Evaluating point-process likelihoods

We recently discussed two recent papers proposing improvements to the commonly used discrete approximation of the log-likelihood for a point process (Paninski, 2004). The likelihood is written as $ll(T|t_{1,..,N(T)}) = \sum_{i = 1}^{N(T)} \log( \lambda(t_i|\mathcal{H}_{t_i})) - \int_0^T \lambda(t|\mathcal{H}_{t}) dt$
where $t_i$ are the spike times and $\lambda(t|\mathcal{H}_t)$ is the conditional intensity function (CIF) of the process at time $t$ given the preceding spikes. Typically, the integral in this equation cannot be evaluated in closed form. The standard approximation computes the function by binning along a regular lattice with bins size $\delta$ $ll(T|t_{1,..,N(T)}) \approx \sum_{i = 1}^{l} \Delta N_i \log(\lambda_i \delta) - \lambda_i\delta$
where $\Delta N_i$ is the number of spikes in the $i$th bin.
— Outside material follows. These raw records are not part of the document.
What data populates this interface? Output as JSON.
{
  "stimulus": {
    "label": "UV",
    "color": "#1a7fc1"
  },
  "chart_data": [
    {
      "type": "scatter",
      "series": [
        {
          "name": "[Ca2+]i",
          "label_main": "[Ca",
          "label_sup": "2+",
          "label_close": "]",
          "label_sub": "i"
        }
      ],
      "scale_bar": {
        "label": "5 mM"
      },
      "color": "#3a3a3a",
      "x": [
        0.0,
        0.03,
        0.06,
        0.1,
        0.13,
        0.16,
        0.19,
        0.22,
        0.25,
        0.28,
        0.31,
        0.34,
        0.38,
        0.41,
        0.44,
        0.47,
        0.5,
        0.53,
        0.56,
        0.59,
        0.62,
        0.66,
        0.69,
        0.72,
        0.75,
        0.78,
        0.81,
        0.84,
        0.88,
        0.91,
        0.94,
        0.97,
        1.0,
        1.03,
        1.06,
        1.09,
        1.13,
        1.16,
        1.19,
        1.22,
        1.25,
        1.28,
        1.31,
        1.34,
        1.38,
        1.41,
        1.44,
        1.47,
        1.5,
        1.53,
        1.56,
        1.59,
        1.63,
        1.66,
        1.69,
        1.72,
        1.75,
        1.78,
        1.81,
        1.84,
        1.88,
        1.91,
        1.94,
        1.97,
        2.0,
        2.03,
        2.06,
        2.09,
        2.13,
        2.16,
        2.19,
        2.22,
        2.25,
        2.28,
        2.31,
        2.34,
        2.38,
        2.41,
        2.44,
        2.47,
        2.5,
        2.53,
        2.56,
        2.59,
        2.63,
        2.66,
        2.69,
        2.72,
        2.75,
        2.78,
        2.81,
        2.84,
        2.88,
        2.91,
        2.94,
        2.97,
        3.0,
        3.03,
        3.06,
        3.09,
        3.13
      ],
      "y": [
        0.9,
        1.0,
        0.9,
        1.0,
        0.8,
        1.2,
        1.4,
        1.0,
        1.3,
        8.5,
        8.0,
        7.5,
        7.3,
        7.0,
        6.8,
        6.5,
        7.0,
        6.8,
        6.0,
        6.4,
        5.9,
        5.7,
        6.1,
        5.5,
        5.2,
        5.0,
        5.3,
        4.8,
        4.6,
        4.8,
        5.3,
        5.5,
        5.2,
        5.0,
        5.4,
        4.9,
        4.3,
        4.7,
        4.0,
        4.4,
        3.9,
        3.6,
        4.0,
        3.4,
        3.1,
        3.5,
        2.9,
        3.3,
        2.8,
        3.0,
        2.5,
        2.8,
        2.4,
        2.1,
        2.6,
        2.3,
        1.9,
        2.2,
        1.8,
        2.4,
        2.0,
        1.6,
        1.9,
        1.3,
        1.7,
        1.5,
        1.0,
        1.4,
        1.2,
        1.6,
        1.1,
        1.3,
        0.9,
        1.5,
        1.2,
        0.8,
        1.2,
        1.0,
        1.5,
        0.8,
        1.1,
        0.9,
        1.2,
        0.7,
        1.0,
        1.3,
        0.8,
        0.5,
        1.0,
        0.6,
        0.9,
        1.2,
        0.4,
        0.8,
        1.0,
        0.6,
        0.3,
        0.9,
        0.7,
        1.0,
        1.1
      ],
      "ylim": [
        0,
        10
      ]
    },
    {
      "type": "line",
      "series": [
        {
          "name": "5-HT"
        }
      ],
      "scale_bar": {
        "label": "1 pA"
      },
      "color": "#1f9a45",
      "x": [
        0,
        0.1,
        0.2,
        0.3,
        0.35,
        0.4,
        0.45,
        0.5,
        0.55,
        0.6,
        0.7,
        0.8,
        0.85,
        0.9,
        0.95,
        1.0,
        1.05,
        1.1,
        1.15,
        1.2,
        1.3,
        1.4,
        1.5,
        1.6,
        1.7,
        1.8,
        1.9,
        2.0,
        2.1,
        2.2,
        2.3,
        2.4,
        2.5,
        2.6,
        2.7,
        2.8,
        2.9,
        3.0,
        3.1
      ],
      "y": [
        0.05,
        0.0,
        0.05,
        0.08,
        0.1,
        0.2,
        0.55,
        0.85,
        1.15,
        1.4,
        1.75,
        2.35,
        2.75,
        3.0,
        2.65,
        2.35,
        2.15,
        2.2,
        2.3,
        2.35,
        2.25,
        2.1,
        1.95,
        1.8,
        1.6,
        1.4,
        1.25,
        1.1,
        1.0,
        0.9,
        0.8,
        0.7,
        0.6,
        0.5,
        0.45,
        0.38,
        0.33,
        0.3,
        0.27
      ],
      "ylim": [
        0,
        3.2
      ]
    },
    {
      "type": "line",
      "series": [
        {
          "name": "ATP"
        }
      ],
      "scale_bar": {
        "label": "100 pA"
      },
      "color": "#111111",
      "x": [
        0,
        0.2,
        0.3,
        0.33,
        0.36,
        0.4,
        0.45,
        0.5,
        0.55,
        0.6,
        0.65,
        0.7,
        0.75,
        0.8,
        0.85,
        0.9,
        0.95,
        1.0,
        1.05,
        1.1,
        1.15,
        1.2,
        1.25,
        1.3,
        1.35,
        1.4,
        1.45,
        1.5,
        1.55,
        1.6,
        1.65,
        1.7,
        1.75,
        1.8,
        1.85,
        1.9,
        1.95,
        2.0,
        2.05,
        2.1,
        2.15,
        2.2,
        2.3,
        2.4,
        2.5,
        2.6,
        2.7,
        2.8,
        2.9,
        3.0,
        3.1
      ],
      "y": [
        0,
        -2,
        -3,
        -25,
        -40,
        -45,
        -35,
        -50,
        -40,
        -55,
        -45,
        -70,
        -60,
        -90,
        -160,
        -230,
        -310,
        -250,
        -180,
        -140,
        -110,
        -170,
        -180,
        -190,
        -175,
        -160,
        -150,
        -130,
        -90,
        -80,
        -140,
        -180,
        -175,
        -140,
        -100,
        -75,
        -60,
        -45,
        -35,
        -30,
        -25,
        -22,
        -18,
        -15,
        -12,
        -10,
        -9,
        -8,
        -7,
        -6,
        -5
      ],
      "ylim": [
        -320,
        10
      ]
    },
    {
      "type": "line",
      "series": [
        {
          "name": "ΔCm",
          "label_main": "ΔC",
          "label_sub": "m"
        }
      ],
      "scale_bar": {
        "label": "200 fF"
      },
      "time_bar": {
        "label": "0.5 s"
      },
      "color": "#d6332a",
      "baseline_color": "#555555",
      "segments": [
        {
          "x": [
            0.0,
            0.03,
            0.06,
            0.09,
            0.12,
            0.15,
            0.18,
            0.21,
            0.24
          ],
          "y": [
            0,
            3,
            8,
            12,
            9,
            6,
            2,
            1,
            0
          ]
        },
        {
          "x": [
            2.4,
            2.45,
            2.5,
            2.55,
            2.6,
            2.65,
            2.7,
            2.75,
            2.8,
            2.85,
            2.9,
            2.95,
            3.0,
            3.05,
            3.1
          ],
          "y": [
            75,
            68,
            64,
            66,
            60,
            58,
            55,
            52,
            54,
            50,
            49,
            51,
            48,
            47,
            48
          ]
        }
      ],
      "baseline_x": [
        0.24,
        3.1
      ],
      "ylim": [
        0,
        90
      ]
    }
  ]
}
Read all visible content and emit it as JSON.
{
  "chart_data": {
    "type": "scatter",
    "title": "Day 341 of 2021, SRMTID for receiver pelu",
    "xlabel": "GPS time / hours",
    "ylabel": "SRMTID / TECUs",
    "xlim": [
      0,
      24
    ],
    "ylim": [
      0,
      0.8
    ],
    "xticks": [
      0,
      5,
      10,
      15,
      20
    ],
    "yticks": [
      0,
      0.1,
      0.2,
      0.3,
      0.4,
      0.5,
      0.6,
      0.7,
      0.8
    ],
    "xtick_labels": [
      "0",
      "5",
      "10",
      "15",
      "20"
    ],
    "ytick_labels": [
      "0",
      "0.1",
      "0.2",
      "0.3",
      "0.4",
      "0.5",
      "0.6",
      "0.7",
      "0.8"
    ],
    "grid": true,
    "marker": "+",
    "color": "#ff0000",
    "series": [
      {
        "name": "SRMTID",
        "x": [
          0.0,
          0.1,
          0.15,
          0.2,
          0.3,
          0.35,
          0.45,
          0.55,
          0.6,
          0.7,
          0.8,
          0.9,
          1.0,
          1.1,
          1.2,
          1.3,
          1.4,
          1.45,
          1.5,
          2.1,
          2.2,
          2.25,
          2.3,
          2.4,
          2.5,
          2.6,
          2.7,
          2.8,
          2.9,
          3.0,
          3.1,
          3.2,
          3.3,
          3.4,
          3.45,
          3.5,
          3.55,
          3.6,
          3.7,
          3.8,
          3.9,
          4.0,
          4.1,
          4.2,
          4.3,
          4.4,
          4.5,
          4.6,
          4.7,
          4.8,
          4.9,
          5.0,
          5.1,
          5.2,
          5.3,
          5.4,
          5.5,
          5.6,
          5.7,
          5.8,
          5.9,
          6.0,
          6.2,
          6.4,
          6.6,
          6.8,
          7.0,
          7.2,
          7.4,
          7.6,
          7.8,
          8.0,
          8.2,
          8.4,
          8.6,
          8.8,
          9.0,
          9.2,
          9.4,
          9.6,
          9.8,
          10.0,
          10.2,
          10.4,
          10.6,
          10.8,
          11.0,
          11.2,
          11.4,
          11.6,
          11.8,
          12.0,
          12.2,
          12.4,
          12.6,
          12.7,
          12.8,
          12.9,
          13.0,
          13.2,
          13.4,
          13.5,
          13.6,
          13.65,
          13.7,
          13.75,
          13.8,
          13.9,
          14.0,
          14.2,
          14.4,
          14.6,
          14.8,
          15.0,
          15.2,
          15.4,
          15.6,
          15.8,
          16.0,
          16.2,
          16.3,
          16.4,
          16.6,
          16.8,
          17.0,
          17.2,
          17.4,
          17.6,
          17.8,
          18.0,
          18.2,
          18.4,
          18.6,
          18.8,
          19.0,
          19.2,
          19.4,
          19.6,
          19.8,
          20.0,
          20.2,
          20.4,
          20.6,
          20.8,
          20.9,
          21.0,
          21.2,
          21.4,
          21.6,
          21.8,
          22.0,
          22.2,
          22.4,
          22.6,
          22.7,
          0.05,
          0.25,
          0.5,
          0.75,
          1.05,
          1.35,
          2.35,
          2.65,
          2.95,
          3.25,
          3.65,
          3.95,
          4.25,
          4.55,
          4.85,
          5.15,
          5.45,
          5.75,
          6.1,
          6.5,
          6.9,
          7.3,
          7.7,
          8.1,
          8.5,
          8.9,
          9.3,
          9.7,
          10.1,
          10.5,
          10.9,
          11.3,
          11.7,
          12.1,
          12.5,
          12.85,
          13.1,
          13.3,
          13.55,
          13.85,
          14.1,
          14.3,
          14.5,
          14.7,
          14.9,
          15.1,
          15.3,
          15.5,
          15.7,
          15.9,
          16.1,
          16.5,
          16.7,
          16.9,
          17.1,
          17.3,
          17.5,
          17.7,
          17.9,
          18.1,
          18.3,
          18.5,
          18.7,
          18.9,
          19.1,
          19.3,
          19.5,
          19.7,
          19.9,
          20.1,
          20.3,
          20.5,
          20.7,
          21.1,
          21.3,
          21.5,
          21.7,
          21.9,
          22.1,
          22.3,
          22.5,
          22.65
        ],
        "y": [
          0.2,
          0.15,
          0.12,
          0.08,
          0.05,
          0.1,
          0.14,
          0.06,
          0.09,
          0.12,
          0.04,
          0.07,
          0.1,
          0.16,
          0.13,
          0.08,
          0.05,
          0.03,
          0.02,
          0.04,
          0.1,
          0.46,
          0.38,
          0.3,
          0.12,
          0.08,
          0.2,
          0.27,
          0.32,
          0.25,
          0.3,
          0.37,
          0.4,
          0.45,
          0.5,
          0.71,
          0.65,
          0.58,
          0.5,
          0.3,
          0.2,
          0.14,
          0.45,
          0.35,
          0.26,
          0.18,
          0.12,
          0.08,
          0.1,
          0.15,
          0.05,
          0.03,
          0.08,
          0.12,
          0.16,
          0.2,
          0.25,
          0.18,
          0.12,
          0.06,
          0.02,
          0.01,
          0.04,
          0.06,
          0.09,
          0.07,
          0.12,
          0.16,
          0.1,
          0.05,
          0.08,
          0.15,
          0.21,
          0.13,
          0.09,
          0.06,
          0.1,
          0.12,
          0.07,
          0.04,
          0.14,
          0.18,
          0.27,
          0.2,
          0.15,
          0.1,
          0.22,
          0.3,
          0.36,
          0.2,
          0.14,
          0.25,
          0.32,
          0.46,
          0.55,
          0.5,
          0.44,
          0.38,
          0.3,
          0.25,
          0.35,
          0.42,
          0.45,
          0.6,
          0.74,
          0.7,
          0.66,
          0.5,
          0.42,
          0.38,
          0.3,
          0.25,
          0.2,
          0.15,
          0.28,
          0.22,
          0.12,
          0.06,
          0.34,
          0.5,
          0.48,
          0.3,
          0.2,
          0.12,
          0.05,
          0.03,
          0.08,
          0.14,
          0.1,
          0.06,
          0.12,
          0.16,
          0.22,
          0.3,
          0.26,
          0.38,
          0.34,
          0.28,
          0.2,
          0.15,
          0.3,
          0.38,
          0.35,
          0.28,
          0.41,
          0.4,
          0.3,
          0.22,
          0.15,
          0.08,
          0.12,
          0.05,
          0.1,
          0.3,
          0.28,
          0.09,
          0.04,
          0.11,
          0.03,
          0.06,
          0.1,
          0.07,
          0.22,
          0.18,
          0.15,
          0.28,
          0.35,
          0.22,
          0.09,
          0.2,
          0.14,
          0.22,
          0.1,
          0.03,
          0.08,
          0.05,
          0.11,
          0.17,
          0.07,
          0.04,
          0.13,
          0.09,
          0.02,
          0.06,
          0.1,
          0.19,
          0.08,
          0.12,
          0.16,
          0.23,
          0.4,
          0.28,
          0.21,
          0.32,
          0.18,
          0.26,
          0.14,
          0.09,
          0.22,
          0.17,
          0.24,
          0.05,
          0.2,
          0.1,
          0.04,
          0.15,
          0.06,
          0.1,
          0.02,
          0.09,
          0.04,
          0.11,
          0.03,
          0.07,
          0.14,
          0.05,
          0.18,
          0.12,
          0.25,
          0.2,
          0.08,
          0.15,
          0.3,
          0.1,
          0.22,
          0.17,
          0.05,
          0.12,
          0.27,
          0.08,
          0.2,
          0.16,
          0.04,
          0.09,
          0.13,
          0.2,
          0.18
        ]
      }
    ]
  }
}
Both papers demonstrate that smarter approximations to the integral are better for point-process statistics than naïvely binning spike train data.

The first paper we discussed (Citi et al., 2014) used the fact that neurons have an absolute refractory period after each spike to derive a correction term which makes up for the average spike placement within a bin $ll(T|t_{1,..,N(T)}) \approx \sum_{i = 1}^{l} \Delta N_i \log(\lambda_i \delta) - \left( 1-\frac{\Delta N_i}{2}\right)\lambda_i\delta$
This correction is extremely simple to implement, but the authors demonstrate that it not provides a better approximation to the likelihood, but GLMs can be successfully fit to data using larger bin sizes than with the naïve approximation.

The second paper (Mena & Paninski, submitted) proposes to approximate the integral in the point-process likelihood using quadrature methods. The assuming the CIF is zero for some time $tau$ after each spike $\int_0^T \lambda(t|\mathcal{H}_{t}) dt = \int_0^{t_1} \lambda(t|\mathcal{H}_{t}) dt + \sum_{i=1}^{NT} \int_{t_i+\tau}^{t_{i+1}} \lambda(t|\mathcal{H}_{t}) dt$
Then the smaller integrals ( $\int_{t_i+\tau}^{t_{i+1}} \lambda(t|\mathcal{H}_{t}) dt$) are computed using Gaussian quadrature.
This method produces a very accurate approximation to the true (continuous) likelihood function, and is more accurate than the likelihood given by Citi et al. while evaluating the CIF at less points. In addition, they point out that their likelihood remains just as simple to maximize as the standard approximation when using non-adaptive quadrature methods. However, they do not show that their method improves parameter estimation of a GLM in practice.